Interscambio Italia-Canada

(dati in mld euro – fonte MAECI)

Voce 2024 2025 (10 mesi)
Esportazioni 6,13 5,24
Importazioni 3,02 2,08


Confrontando solo i primi dieci mesi del 2024 con lo stesso periodo del 2025, le esportazioni sono cresciute del 2,1% e le importazioni stazionarie (-0,2%).

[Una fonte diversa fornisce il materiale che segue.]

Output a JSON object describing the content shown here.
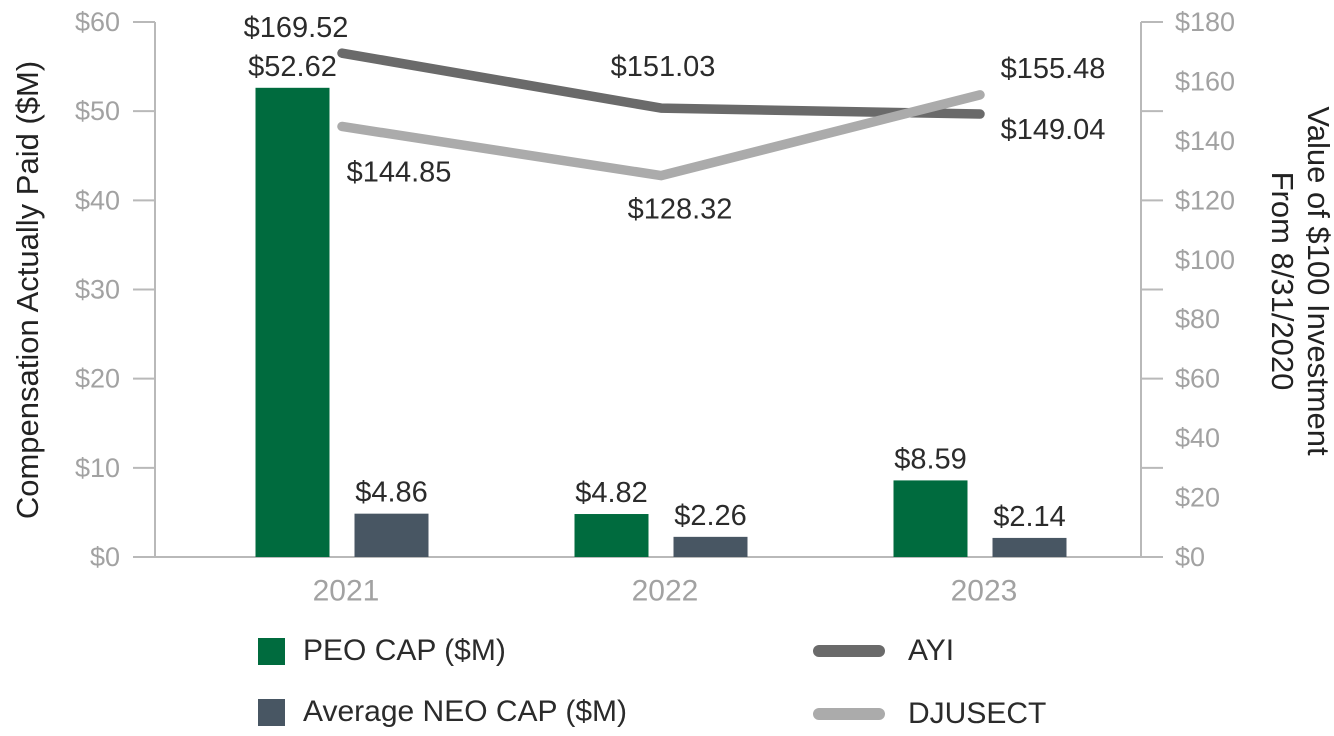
{
  "chart_data": {
    "type": "combo_bar_line",
    "categories": [
      "2021",
      "2022",
      "2023"
    ],
    "bar_series": [
      {
        "name": "PEO CAP ($M)",
        "color": "#006B3E",
        "axis": "left",
        "values": [
          52.62,
          4.82,
          8.59
        ],
        "labels": [
          "$52.62",
          "$4.82",
          "$8.59"
        ]
      },
      {
        "name": "Average NEO CAP ($M)",
        "color": "#485663",
        "axis": "left",
        "values": [
          4.86,
          2.26,
          2.14
        ],
        "labels": [
          "$4.86",
          "$2.26",
          "$2.14"
        ]
      }
    ],
    "line_series": [
      {
        "name": "AYI",
        "color": "#6A6A6A",
        "axis": "right",
        "values": [
          169.52,
          151.03,
          149.04
        ],
        "labels": [
          "$169.52",
          "$151.03",
          "$149.04"
        ]
      },
      {
        "name": "DJUSECT",
        "color": "#ABABAB",
        "axis": "right",
        "values": [
          144.85,
          128.32,
          155.48
        ],
        "labels": [
          "$144.85",
          "$128.32",
          "$155.48"
        ]
      }
    ],
    "left_axis": {
      "title": "Compensation Actually Paid ($M)",
      "min": 0,
      "max": 60,
      "label_step": 10,
      "tick_labels": [
        "$0",
        "$10",
        "$20",
        "$30",
        "$40",
        "$50",
        "$60"
      ]
    },
    "right_axis": {
      "title_line1": "Value of $100 Investment",
      "title_line2": "From 8/31/2020",
      "min": 0,
      "max": 180,
      "label_step": 20,
      "tick_step": 30,
      "tick_labels": [
        "$0",
        "$20",
        "$40",
        "$60",
        "$80",
        "$100",
        "$120",
        "$140",
        "$160",
        "$180"
      ]
    },
    "legend": {
      "bar_1": "PEO CAP ($M)",
      "bar_2": "Average NEO CAP ($M)",
      "line_1": "AYI",
      "line_2": "DJUSECT"
    }
  },
  "colors": {
    "axis_line": "#b9b9b9",
    "tick_text": "#a2a2a2",
    "year_text": "#a2a2a2",
    "data_label_text": "#2b2b2b"
  }
}
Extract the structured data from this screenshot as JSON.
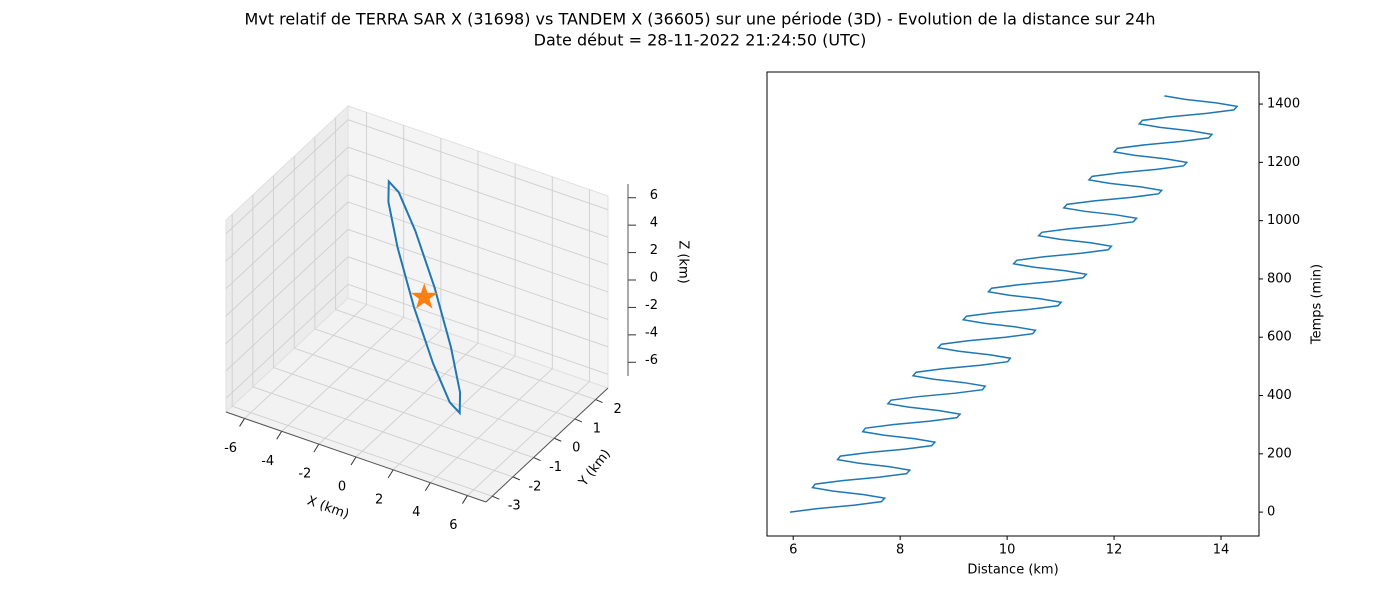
{
  "title": "Mvt relatif de TERRA SAR X (31698) vs TANDEM X (36605) sur une période (3D) - Evolution de la distance sur 24h",
  "subtitle": "Date début = 28-11-2022 21:24:50 (UTC)",
  "chart_data": [
    {
      "type": "line3d",
      "x": [
        0,
        -1.4,
        -2.42,
        -2.8,
        -2.42,
        -1.4,
        0,
        1.4,
        2.42,
        2.8,
        2.42,
        1.4,
        0
      ],
      "y": [
        0.5,
        0.83,
        0.94,
        0.8,
        0.44,
        -0.03,
        -0.5,
        -0.83,
        -0.94,
        -0.8,
        -0.44,
        0.03,
        0.5
      ],
      "z": [
        0,
        3,
        5.2,
        6,
        5.2,
        3,
        0,
        -3,
        -5.2,
        -6,
        -5.2,
        -3,
        0
      ],
      "color": "#1f77b4",
      "marker": {
        "x": 0,
        "y": 0,
        "z": 0,
        "color": "#ff7f0e"
      },
      "xlim": [
        -7,
        7
      ],
      "ylim": [
        -3.3,
        2.6
      ],
      "zlim": [
        -7,
        7
      ],
      "xticks": [
        -6,
        -4,
        -2,
        0,
        2,
        4,
        6
      ],
      "yticks": [
        -3,
        -2,
        -1,
        0,
        1,
        2
      ],
      "zticks": [
        -6,
        -4,
        -2,
        0,
        2,
        4,
        6
      ],
      "xlabel": "X (km)",
      "ylabel": "Y (km)",
      "zlabel": "Z (km)",
      "grid": true
    },
    {
      "type": "line",
      "x": [
        5.94,
        6.45,
        7.15,
        7.65,
        7.71,
        7.32,
        6.75,
        6.36,
        6.41,
        6.92,
        7.62,
        8.12,
        8.18,
        7.79,
        7.22,
        6.83,
        6.88,
        7.39,
        8.09,
        8.59,
        8.65,
        8.26,
        7.69,
        7.3,
        7.35,
        7.86,
        8.56,
        9.06,
        9.12,
        8.73,
        8.16,
        7.77,
        7.83,
        8.33,
        9.03,
        9.54,
        9.59,
        9.2,
        8.63,
        8.24,
        8.3,
        8.8,
        9.5,
        10.01,
        10.06,
        9.67,
        9.1,
        8.71,
        8.77,
        9.27,
        9.97,
        10.48,
        10.53,
        10.14,
        9.57,
        9.18,
        9.24,
        9.74,
        10.44,
        10.95,
        11.01,
        10.62,
        10.04,
        9.65,
        9.71,
        10.21,
        10.91,
        11.42,
        11.48,
        11.09,
        10.51,
        10.12,
        10.18,
        10.69,
        11.38,
        11.89,
        11.95,
        11.56,
        10.98,
        10.59,
        10.65,
        11.16,
        11.85,
        12.36,
        12.42,
        12.03,
        11.45,
        11.06,
        11.12,
        11.63,
        12.32,
        12.83,
        12.89,
        12.5,
        11.92,
        11.53,
        11.59,
        12.1,
        12.79,
        13.3,
        13.36,
        12.97,
        12.39,
        12.0,
        12.06,
        12.57,
        13.26,
        13.77,
        13.83,
        13.44,
        12.86,
        12.47,
        12.53,
        13.04,
        13.73,
        14.24,
        14.3,
        13.91,
        13.33,
        12.94
      ],
      "series": [
        {
          "color": "#1f77b4",
          "values": [
            0,
            12,
            24,
            36,
            48,
            60,
            72,
            84,
            96,
            108,
            120,
            132,
            144,
            156,
            168,
            180,
            192,
            204,
            216,
            228,
            240,
            252,
            264,
            276,
            288,
            300,
            312,
            324,
            336,
            348,
            360,
            372,
            384,
            396,
            408,
            420,
            432,
            444,
            456,
            468,
            480,
            492,
            504,
            516,
            528,
            540,
            552,
            564,
            576,
            588,
            600,
            612,
            624,
            636,
            648,
            660,
            672,
            684,
            696,
            708,
            720,
            732,
            744,
            756,
            768,
            780,
            792,
            804,
            816,
            828,
            840,
            852,
            864,
            876,
            888,
            900,
            912,
            924,
            936,
            948,
            960,
            972,
            984,
            996,
            1008,
            1020,
            1032,
            1044,
            1056,
            1068,
            1080,
            1092,
            1104,
            1116,
            1128,
            1140,
            1152,
            1164,
            1176,
            1188,
            1200,
            1212,
            1224,
            1236,
            1248,
            1260,
            1272,
            1284,
            1296,
            1308,
            1320,
            1332,
            1344,
            1356,
            1368,
            1380,
            1392,
            1404,
            1416,
            1428
          ]
        }
      ],
      "xlim": [
        5.51,
        14.71
      ],
      "ylim": [
        -82,
        1510
      ],
      "xticks": [
        6,
        8,
        10,
        12,
        14
      ],
      "yticks": [
        0,
        200,
        400,
        600,
        800,
        1000,
        1200,
        1400
      ],
      "xlabel": "Distance (km)",
      "ylabel": "Temps (min)",
      "yaxis_side": "right",
      "grid": false
    }
  ]
}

Settori principali (% sul valore totale)

Esportazioni italiane verso il Canada

  • Alimentari: 24%
  • Macchinari: 18%
  • Tessile e abbigliamento: 8%
  • Farmaceutici: 8%
  • Altri: 9%


Importazioni dal Canada

  • Prodotti agricoli: 23%
  • Farmaci: 16%
  • Metalli: 10%
  • Componenti elettrici: 10%
Le aziende italiane in Canda

Di seguito un elenco parziale delle 250 imprese italiane con filiali o impianti attivi in Canada.

ALIMENTARI: Ferrero, Barilla
AUTOMOTIVE: Stellantis, Pirelli Tire
MECCANICA: Biesse, Danieli, Bonfiglioli, Sicim, Bonatti
MODA: Luxottica
ENERGIA: Saipem, Snam, Enel Green Power, Eni, Tenaris

Esportare in Canda

Il CETA ha azzerato o drasticamente ridotto i dazi all’import. Per poter superare le dogane canadesi occorre presentare la seguente documentazione:

  • Fattura commerciale in lingua inglese o francese (entrambe sono lingue ufficiali, anche se l’inglese è più diffuso);
  • Polizza di carico (Bill of Lading);
  • Dichiarazione di origine (consente le agevolazioni previste dal CETA per i produttori UE);
  • Certificati di analisi o di certificazione, che variano a seconda dei codici doganali delle merci e devono rispettare le specifiche canadesi, regolate dai rispettivi enti certificatori, come la Canadian Food Inspection Agency per i prodotti alimentari.


Il sistema canadese prevede due livelli di tassazione sulle vendite (IVA): federale (GST) e provinciale (PST). Per semplificare il sistema, alcune province — come l’Ontario — applicano la Harmonized Sales Tax (HST), che raggruppa entrambe e varia dal 13 al 15% a seconda della provincia.

La tassazione sulle persone fisiche e sulle imprese si attesta mediamente fra il 15% e il 30%, secondo gli scaglioni di reddito. I possessori di un reddito inferiore a 15.700 dollari canadesi sono esenti.
A livello aziendale, le PMI sono tassate soltanto al 9% se l’utile è inferiore ai 500.000 dollari canadesi.